The sticker on the bottom of my 1976 Liberty Bell-shaped bottle

It's been a while since something impressed me, but I'm about to review a fragrance that has impressed me to no end since the moment I accidentally happened across a full bottle. It's a little fougere from 1963 called Tribute, and it's excellent. I truly enjoy this stuff, and wish Avon still made it.

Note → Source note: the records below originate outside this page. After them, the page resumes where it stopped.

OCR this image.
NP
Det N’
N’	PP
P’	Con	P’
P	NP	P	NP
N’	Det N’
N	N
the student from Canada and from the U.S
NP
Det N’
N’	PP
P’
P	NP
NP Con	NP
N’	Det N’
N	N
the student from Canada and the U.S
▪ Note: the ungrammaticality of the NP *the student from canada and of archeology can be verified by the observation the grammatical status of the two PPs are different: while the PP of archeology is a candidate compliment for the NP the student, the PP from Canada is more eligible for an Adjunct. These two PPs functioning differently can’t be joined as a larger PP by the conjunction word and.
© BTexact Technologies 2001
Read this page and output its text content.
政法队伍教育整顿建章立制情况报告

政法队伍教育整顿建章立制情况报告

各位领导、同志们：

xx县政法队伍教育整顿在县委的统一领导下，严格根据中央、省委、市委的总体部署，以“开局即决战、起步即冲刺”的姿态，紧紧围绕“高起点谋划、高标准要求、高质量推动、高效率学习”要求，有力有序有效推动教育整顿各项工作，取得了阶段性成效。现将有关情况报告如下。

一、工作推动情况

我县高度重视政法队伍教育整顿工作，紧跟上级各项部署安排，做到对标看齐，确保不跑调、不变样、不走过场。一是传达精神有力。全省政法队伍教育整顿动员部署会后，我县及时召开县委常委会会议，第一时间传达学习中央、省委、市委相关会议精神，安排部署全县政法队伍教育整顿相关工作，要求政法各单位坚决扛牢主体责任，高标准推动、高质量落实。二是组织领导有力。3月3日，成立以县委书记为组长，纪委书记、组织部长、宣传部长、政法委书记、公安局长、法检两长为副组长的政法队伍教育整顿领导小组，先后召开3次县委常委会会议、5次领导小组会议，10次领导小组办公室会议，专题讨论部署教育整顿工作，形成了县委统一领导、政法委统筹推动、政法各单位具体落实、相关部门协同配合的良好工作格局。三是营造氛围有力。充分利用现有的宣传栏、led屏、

As one of Avon's first masculine colognes, Tribute was a bit of a Hail Mary pass to the market. With only two or three relatively obscure predecessors, the brand must have been nervous about how their fragrance would land. The masculine perfume landscape of the early 1960s hadn't fully resolved itself, and only a few commercial hits, including Chanel Pour Monsieur, Arden Sandalwood, Tabac, Monsieur de Givenchy and Vetyver, Guerlain Vetiver, and Royall Lyme and Spyce, had formed the terrain. The execs at Avon had a choice: imitate or innovate. They decided to imitate Jicky by Guerlain, and made one of the best manly lavenders of the time period.

This fragrance is just a big, burnished (buurrrly) lavender note, plain and simple. I could get into abstract notions of notes and accords, but that wouldn't be an honest account. Instead I'll simply point out that there are vague accoutrements to the lavender note, things that you could probably label, but names don't matter here. This isn't a minty-herbal lavender. This is a furniture-polished woody lavender. This is a saturnine beauty prancing through sunburnt grass lavender. A chiaroscuro oil painting lavender, under a fresh coat of linseed oil. An austere father to Sex Appeal lavender. Its ambery tones are suggestive of orientalism, yet there's a clarity to the star note, and a bit of a cushioned, musky, hay-like sweetness, which gives me an unmistakable French fern vibe. 

Avon's everyman pitch was likely bolstered in the years following Tribute's release, and I imagine it made them plenty of moolah until the 1980s, when men finally lost interest in buying barbershop stuff in kitschy, toy-shaped bottles. Tribute is probably too simple to succeed today, but if they ever reissue it - make that correctly reissue it - I will eagerly seek it out. It's a fougere lover's dream.